There are many federal housing programs that make rent more affordable for low-income Americans. There are two main types of subsidy: rental subsidies and capital subsidies. Rental subsidies help tenants with their rent. The Section 8 Housing Choice Voucher (HCV) is the most famous form of rental subsidy.

Then there are the capital subsidies. These subsidies are provided in the form of loans, grants, and tax incentives for owners and developers of affordable rental housing communities. These grants provide critical capital to offset the cost of building housing to make rental affordable.

The most popular of the capital subsidy programs is the Low Income Housing Tax Credit (LIHTC) Program. The LIHTC is a dollar-for-dollar tax credit, not a deduction but a rebate on actual taxes owed, provided to owners of affordable rental homes. This tax incentive produces initial capital investments from investors such as banks, insurance companies, and other corporations.

As a tenant applying for residency in a LIHTC-funded community, what do you need to know?

Well first, in all likelihood, the good news is that the property, especially if built in the last 5-10 years, is a very nice place to live with floor plans and amenity packages that compete with market rate. and luxury apartment communities.

Developers in these communities must compete for tax breaks, often with up to $3 of financing requests competing for every $1 of available financing. Over the years, these funding contests have become something of a beauty contest in which maximum points are awarded to proposals for apartments with the best layout, most amenities, closest to transportation public, the most energy-efficient buildings, the most comprehensive resident service offerings, and the most affordable rents. .

Developers go to great lengths to score the most points in these financing contests and the results are beautiful, well designed, energy efficient and affordable apartments.

There are income restrictions for residents of LIHTC properties. At a minimum, to qualify for a LIHTC-financed apartment, one must earn 60% of the Area Median Income (AMI) or less. For example, in Houston, Texas, where the AMI for a family of four is $66,200, to qualify for a LIHTC-funded basic apartment, you need to earn less than $39,720.

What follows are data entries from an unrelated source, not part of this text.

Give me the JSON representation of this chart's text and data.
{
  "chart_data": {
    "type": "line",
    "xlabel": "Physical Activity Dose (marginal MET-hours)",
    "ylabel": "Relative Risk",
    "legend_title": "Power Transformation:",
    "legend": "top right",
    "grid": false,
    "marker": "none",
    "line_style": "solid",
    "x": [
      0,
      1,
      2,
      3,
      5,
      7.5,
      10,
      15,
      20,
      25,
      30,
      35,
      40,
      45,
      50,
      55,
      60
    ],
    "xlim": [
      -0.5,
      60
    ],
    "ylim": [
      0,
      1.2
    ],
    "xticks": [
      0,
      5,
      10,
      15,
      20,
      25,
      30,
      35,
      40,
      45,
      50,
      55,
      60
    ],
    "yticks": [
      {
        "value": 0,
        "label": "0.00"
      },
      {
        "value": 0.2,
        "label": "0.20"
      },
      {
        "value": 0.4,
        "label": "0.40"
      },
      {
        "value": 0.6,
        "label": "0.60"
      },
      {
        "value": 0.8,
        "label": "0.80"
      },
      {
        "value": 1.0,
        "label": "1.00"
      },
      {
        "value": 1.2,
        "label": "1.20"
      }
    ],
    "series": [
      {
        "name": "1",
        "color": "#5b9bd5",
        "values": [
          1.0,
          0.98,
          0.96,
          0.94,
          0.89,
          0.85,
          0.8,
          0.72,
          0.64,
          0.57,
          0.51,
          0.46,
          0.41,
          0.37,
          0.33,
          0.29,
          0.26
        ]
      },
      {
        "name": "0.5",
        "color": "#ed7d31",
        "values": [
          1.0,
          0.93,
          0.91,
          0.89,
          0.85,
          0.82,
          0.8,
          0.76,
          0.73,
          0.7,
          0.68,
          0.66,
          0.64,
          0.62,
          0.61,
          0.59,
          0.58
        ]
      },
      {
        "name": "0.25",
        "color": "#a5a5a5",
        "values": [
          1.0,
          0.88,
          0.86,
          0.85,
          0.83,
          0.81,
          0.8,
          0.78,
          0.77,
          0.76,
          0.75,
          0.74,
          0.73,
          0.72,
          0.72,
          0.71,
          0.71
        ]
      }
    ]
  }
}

Many LIHTC properties voluntarily target lower income individuals than the tax code requires. In many cases, properties have reserved units for a mix of incomes ranging from 30% AMI to 60% AMI. Some properties also incorporate units with no income restrictions in what the industry calls mixed-income development.

Rents for these units are always based on the income band they seek to serve, so the rent for a 30% AMI apartment could be half the rent for a 60% AMI apartment in the same apartment community .

When applying for residency in a LIHTC-funded apartment community, you can expect to pay an application fee, undergo a credit and criminal background check, go through a rigorous income verification process, and provide rental references who are sure to be contacted. by your prospective new landlord.

Most LIHTC communities are very well managed and the screening process for potential tenants is quite rigorous. This ensures that the apartment complex is occupied by good, law-abiding neighbors who pay their rent, making it a real community that everyone would be proud to call home.